As part of the Tax Cuts & Jobs Act of 2017, the Act allowed for the creation of “opportunity zones” in certain designated low income census tracts. Kentucky has designated 144 zones in 84 counties, including Bowling Green and the surrounding counties. Individuals who invest in businesses or real estate through Qualified Opportunity Funds are eligible for federal tax benefits in the form of deferral of capital gains tax.

Unlike prior “like-kind exchange” rules, the Opportunity Zone (OZ)rules do not require that gain realized from the sale of real estate be invested back solely into real estate.  Gain recognized from the sale of the real estate can be invested into a qualified opportunity zone business.  Likewise, capital gains realized from the sale of stock, mutual funds or other business assets may be reinvested either into real estate in the OZ or into a qualified opportunity zone business..

The gain recognized from the sale of real estate or business assets which are reinvested into an OZ may be eligible for deferral; a stepped-up basis; or permanent exclusion.  Capital gains reinvested into an OZ are entitled to deferral until either the later of the sale of the OZ investment or until December 31, 2026.  The capital gains is also entitled to a 10% step-up in basis if held in the OZ investment for a minimum five years.

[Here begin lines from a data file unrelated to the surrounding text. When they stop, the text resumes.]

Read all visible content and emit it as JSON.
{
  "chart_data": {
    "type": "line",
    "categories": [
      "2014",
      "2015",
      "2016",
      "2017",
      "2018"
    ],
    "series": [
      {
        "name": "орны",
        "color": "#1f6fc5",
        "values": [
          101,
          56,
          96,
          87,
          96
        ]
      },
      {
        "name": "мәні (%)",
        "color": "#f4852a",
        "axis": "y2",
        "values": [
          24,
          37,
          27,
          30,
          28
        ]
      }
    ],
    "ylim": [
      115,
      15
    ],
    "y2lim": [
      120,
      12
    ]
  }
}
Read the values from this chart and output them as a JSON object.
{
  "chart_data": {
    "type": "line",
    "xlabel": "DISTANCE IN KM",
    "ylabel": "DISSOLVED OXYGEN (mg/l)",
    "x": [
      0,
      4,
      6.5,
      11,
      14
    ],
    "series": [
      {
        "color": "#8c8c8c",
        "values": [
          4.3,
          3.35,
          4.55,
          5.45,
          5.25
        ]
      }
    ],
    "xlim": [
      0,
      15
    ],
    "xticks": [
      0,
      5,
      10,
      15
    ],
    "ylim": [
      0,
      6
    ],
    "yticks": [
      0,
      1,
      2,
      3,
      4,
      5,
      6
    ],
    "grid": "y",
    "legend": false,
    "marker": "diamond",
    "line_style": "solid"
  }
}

If held for seven years, the investment is entitled to an additional 5% step up, allowing for the exclusion of up to 15% of the original gain from taxation.

Capital gains on the OZ investment is entitled to permanent exclusion from taxation if held for at least 10 years. (This applies to the gain on the OZ investment, not the original gain).

In order to qualify for the deferral, the capital gains must be reinvested into a qualified opportunity fund within 180 days.  This fund is not necessarily a mutual fund, but can be in the form of a corporation, a limited liability company or a partnership.

The proposed regulations contain specific requirements for the qualification of a corporation, LLC or partnership as a Qualified Opportunity Fund and also specific requirements as to the qualification of the business assets in order to preserve the qualification of the business or the real estate.  While qualification is self-certified under the regulations, an investor should consult with their attorney and/or accountant before making such an investment to assure compliance.